Another negative wag. He lifted the binoculars and focused them somewhere past Dan. “We will take it soon, though.”
“Uh-huh. Where are you headed?”
No answer. “Syria?” Dan prompted. “Tartus?”
The faintest motion of the shoulders; otherwise, perfect immobility. A figure moved behind the commander, just inside one of the smashed-out windows, and Dan saw one reason why he might not be that forthcoming. Someone was listening, from inside. Holding out … a microphone? Was everything he said being recorded?
“We will regain powers very shortly,” the captain muttered through tight lips.
“Yeah? Well, look. Fleet Weather says this is gonna get ugly again. Forty-knot winds. Fifteen-foot seas. I don’t know how bad that port-side damage is, but you want to get into shelter before it puts too much stress on your hull girder. Right?”
“I will reach port,” the guy said. Obviously hating every word he had to exchange with this enemy, this foreigner, this infidel. Yet also thinking about how he was going to save his ship, and his men. Not a bad skipper. Probably a pretty good one. And if he was like the Iranian destroyerman Dan had faced in the Gulf a few years before, a competent and dogged seaman.
“I can put a line over,” Dan called over the rising wind. “Provide a tow.

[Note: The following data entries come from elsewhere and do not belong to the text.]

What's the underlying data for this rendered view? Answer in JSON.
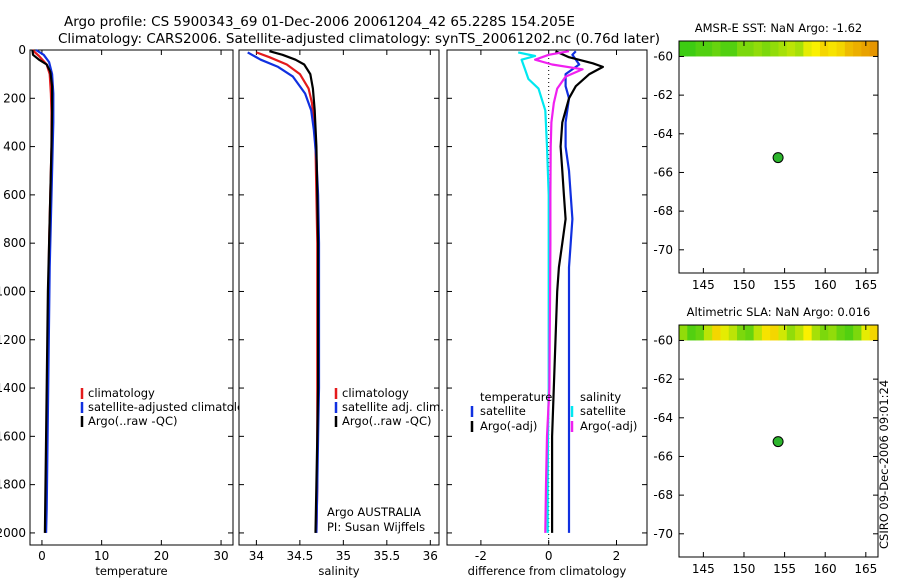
{
  "header": {
    "line1": "Argo profile: CS 5900343_69 01-Dec-2006 20061204_42 65.228S 154.205E",
    "line2": "Climatology: CARS2006. Satellite-adjusted climatology: synTS_20061202.nc (0.76d later)"
  },
  "side_stamp": "CSIRO 09-Dec-2006 09:01:24",
  "colors": {
    "red": "#e41a1c",
    "blue": "#1030e0",
    "black": "#000000",
    "cyan": "#00e8f0",
    "magenta": "#f020f0"
  },
  "chart_data": [
    {
      "id": "temperature",
      "type": "line",
      "xlabel": "temperature",
      "ylabel": "",
      "xlim": [
        -2,
        32
      ],
      "ylim": [
        2050,
        0
      ],
      "xticks": [
        0,
        10,
        20,
        30
      ],
      "yticks": [
        0,
        200,
        400,
        600,
        800,
        1000,
        1200,
        1400,
        1600,
        1800,
        2000
      ],
      "legend": "middle-right",
      "series": [
        {
          "name": "climatology",
          "color": "red",
          "points": [
            [
              -1.6,
              0
            ],
            [
              -0.5,
              25
            ],
            [
              0.8,
              60
            ],
            [
              1.3,
              100
            ],
            [
              1.5,
              180
            ],
            [
              1.6,
              260
            ],
            [
              1.6,
              400
            ],
            [
              1.4,
              600
            ],
            [
              1.2,
              800
            ],
            [
              1.1,
              1000
            ],
            [
              1.0,
              1200
            ],
            [
              0.9,
              1400
            ],
            [
              0.8,
              1600
            ],
            [
              0.7,
              1800
            ],
            [
              0.6,
              2000
            ]
          ]
        },
        {
          "name": "satellite-adjusted climatology",
          "color": "blue",
          "points": [
            [
              -1.0,
              0
            ],
            [
              0.3,
              20
            ],
            [
              1.2,
              50
            ],
            [
              1.7,
              100
            ],
            [
              1.9,
              180
            ],
            [
              1.9,
              300
            ],
            [
              1.7,
              500
            ],
            [
              1.5,
              700
            ],
            [
              1.3,
              900
            ],
            [
              1.2,
              1100
            ],
            [
              1.1,
              1300
            ],
            [
              1.0,
              1500
            ],
            [
              0.9,
              1700
            ],
            [
              0.8,
              1900
            ],
            [
              0.7,
              2000
            ]
          ]
        },
        {
          "name": "Argo(..raw -QC)",
          "color": "black",
          "points": [
            [
              -1.6,
              0
            ],
            [
              -1.5,
              20
            ],
            [
              -0.5,
              40
            ],
            [
              0.8,
              60
            ],
            [
              1.4,
              90
            ],
            [
              1.7,
              150
            ],
            [
              1.7,
              250
            ],
            [
              1.6,
              400
            ],
            [
              1.4,
              600
            ],
            [
              1.2,
              800
            ],
            [
              1.0,
              1000
            ],
            [
              0.9,
              1200
            ],
            [
              0.8,
              1400
            ],
            [
              0.7,
              1600
            ],
            [
              0.6,
              1800
            ],
            [
              0.5,
              2000
            ]
          ]
        }
      ]
    },
    {
      "id": "salinity",
      "type": "line",
      "xlabel": "salinity",
      "ylabel": "",
      "xlim": [
        33.8,
        36.1
      ],
      "ylim": [
        2050,
        0
      ],
      "xticks": [
        34,
        34.5,
        35,
        35.5,
        36
      ],
      "xtick_labels": [
        "34",
        "34.5",
        "35",
        "35.5",
        "36"
      ],
      "legend": "middle-right",
      "annotation": [
        "Argo AUSTRALIA",
        "PI: Susan Wijffels"
      ],
      "series": [
        {
          "name": "climatology",
          "color": "red",
          "points": [
            [
              34.0,
              10
            ],
            [
              34.15,
              30
            ],
            [
              34.35,
              60
            ],
            [
              34.5,
              100
            ],
            [
              34.6,
              160
            ],
            [
              34.64,
              220
            ],
            [
              34.66,
              300
            ],
            [
              34.68,
              400
            ],
            [
              34.69,
              600
            ],
            [
              34.7,
              800
            ],
            [
              34.7,
              1000
            ],
            [
              34.7,
              1200
            ],
            [
              34.7,
              1400
            ],
            [
              34.7,
              1600
            ],
            [
              34.7,
              1800
            ],
            [
              34.69,
              2000
            ]
          ]
        },
        {
          "name": "satellite adj. clim.",
          "color": "blue",
          "points": [
            [
              33.9,
              10
            ],
            [
              34.05,
              40
            ],
            [
              34.25,
              70
            ],
            [
              34.42,
              110
            ],
            [
              34.56,
              180
            ],
            [
              34.63,
              250
            ],
            [
              34.66,
              330
            ],
            [
              34.69,
              450
            ],
            [
              34.71,
              600
            ],
            [
              34.72,
              800
            ],
            [
              34.72,
              1000
            ],
            [
              34.72,
              1200
            ],
            [
              34.72,
              1400
            ],
            [
              34.71,
              1600
            ],
            [
              34.7,
              1800
            ],
            [
              34.69,
              2000
            ]
          ]
        },
        {
          "name": "Argo(..raw -QC)",
          "color": "black",
          "points": [
            [
              34.15,
              5
            ],
            [
              34.3,
              20
            ],
            [
              34.45,
              40
            ],
            [
              34.55,
              60
            ],
            [
              34.62,
              100
            ],
            [
              34.65,
              160
            ],
            [
              34.67,
              250
            ],
            [
              34.69,
              400
            ],
            [
              34.7,
              600
            ],
            [
              34.71,
              800
            ],
            [
              34.71,
              1000
            ],
            [
              34.71,
              1200
            ],
            [
              34.71,
              1400
            ],
            [
              34.7,
              1600
            ],
            [
              34.69,
              1800
            ],
            [
              34.68,
              2000
            ]
          ]
        }
      ]
    },
    {
      "id": "difference",
      "type": "line",
      "xlabel": "difference from climatology",
      "ylabel": "",
      "xlim": [
        -3.0,
        2.9
      ],
      "ylim": [
        2050,
        0
      ],
      "xticks": [
        -2,
        0,
        2
      ],
      "zero_line": true,
      "legend": "middle",
      "legend_groups": [
        {
          "title": "temperature",
          "items": [
            {
              "name": "satellite",
              "color": "blue"
            },
            {
              "name": "Argo(-adj)",
              "color": "black"
            }
          ]
        },
        {
          "title": "salinity",
          "items": [
            {
              "name": "satellite",
              "color": "cyan"
            },
            {
              "name": "Argo(-adj)",
              "color": "magenta"
            }
          ]
        }
      ],
      "series": [
        {
          "name": "temperature satellite",
          "color": "blue",
          "points": [
            [
              0.8,
              5
            ],
            [
              0.7,
              20
            ],
            [
              0.9,
              60
            ],
            [
              0.5,
              100
            ],
            [
              0.5,
              150
            ],
            [
              0.6,
              200
            ],
            [
              0.5,
              300
            ],
            [
              0.5,
              400
            ],
            [
              0.6,
              500
            ],
            [
              0.65,
              600
            ],
            [
              0.7,
              700
            ],
            [
              0.65,
              800
            ],
            [
              0.6,
              900
            ],
            [
              0.6,
              1000
            ],
            [
              0.6,
              1200
            ],
            [
              0.6,
              1400
            ],
            [
              0.6,
              1600
            ],
            [
              0.6,
              1800
            ],
            [
              0.6,
              2000
            ]
          ]
        },
        {
          "name": "temperature Argo(-adj)",
          "color": "black",
          "points": [
            [
              0.2,
              5
            ],
            [
              0.6,
              30
            ],
            [
              1.3,
              55
            ],
            [
              1.6,
              70
            ],
            [
              1.2,
              100
            ],
            [
              0.8,
              150
            ],
            [
              0.6,
              200
            ],
            [
              0.4,
              300
            ],
            [
              0.35,
              400
            ],
            [
              0.4,
              500
            ],
            [
              0.45,
              600
            ],
            [
              0.5,
              700
            ],
            [
              0.4,
              800
            ],
            [
              0.3,
              900
            ],
            [
              0.25,
              1000
            ],
            [
              0.2,
              1200
            ],
            [
              0.15,
              1400
            ],
            [
              0.1,
              1600
            ],
            [
              0.1,
              1800
            ],
            [
              0.1,
              2000
            ]
          ]
        },
        {
          "name": "salinity satellite",
          "color": "cyan",
          "points": [
            [
              -0.9,
              10
            ],
            [
              -0.4,
              25
            ],
            [
              -0.8,
              40
            ],
            [
              -0.7,
              80
            ],
            [
              -0.6,
              120
            ],
            [
              -0.3,
              160
            ],
            [
              -0.1,
              250
            ],
            [
              -0.05,
              400
            ],
            [
              0.0,
              600
            ],
            [
              0.0,
              800
            ],
            [
              0.0,
              1000
            ],
            [
              0.0,
              1200
            ],
            [
              0.0,
              1400
            ],
            [
              -0.02,
              1600
            ],
            [
              -0.03,
              1800
            ],
            [
              -0.03,
              2000
            ]
          ]
        },
        {
          "name": "salinity Argo(-adj)",
          "color": "magenta",
          "points": [
            [
              0.6,
              5
            ],
            [
              0.0,
              20
            ],
            [
              -0.4,
              40
            ],
            [
              0.1,
              60
            ],
            [
              1.0,
              80
            ],
            [
              0.5,
              110
            ],
            [
              0.25,
              160
            ],
            [
              0.15,
              220
            ],
            [
              0.08,
              300
            ],
            [
              0.06,
              400
            ],
            [
              0.05,
              600
            ],
            [
              0.05,
              800
            ],
            [
              0.04,
              1000
            ],
            [
              0.03,
              1200
            ],
            [
              0.02,
              1400
            ],
            [
              -0.05,
              1600
            ],
            [
              -0.08,
              1800
            ],
            [
              -0.1,
              2000
            ]
          ]
        }
      ]
    },
    {
      "id": "sst_map",
      "type": "heatmap",
      "title": "AMSR-E SST: NaN Argo: -1.62",
      "xlim": [
        142,
        166.5
      ],
      "ylim": [
        -71.2,
        -59.2
      ],
      "xticks": [
        145,
        150,
        155,
        160,
        165
      ],
      "yticks": [
        -60,
        -62,
        -64,
        -66,
        -68,
        -70
      ],
      "band_lat": [
        -59.2,
        -60.0
      ],
      "band_cells": [
        0.05,
        0.05,
        0.1,
        0.1,
        0.15,
        0.1,
        0.1,
        0.2,
        0.2,
        0.25,
        0.2,
        0.25,
        0.3,
        0.35,
        0.3,
        0.45,
        0.5,
        0.6,
        0.55,
        0.6,
        0.7,
        0.75,
        0.8,
        0.85
      ],
      "float_position": [
        154.2,
        -65.23
      ]
    },
    {
      "id": "sla_map",
      "type": "heatmap",
      "title": "Altimetric SLA: NaN Argo: 0.016",
      "xlim": [
        142,
        166.5
      ],
      "ylim": [
        -71.2,
        -59.2
      ],
      "xticks": [
        145,
        150,
        155,
        160,
        165
      ],
      "yticks": [
        -60,
        -62,
        -64,
        -66,
        -68,
        -70
      ],
      "band_lat": [
        -59.2,
        -60.0
      ],
      "band_cells": [
        0.25,
        0.1,
        0.15,
        0.35,
        0.6,
        0.45,
        0.35,
        0.2,
        0.15,
        0.35,
        0.55,
        0.6,
        0.4,
        0.25,
        0.35,
        0.5,
        0.3,
        0.2,
        0.25,
        0.15,
        0.1,
        0.2,
        0.45,
        0.6
      ],
      "float_position": [
        154.2,
        -65.23
      ]
    }
  ]
}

Get you part of the way there, at least. Until you get your shafts turning.”
The guy was obviously struggling with himself. “You will wait,” he said at last, and ducked into the pilothouse. Figures moved back and forth in the semidarkness. Dan couldn’t see what was going on, so he went to the radar and checked it, his boots sliding as
Savo
rolled. He called down to Staurulakis for an update and to make sure she was passing everything that was going on to Higher via chat.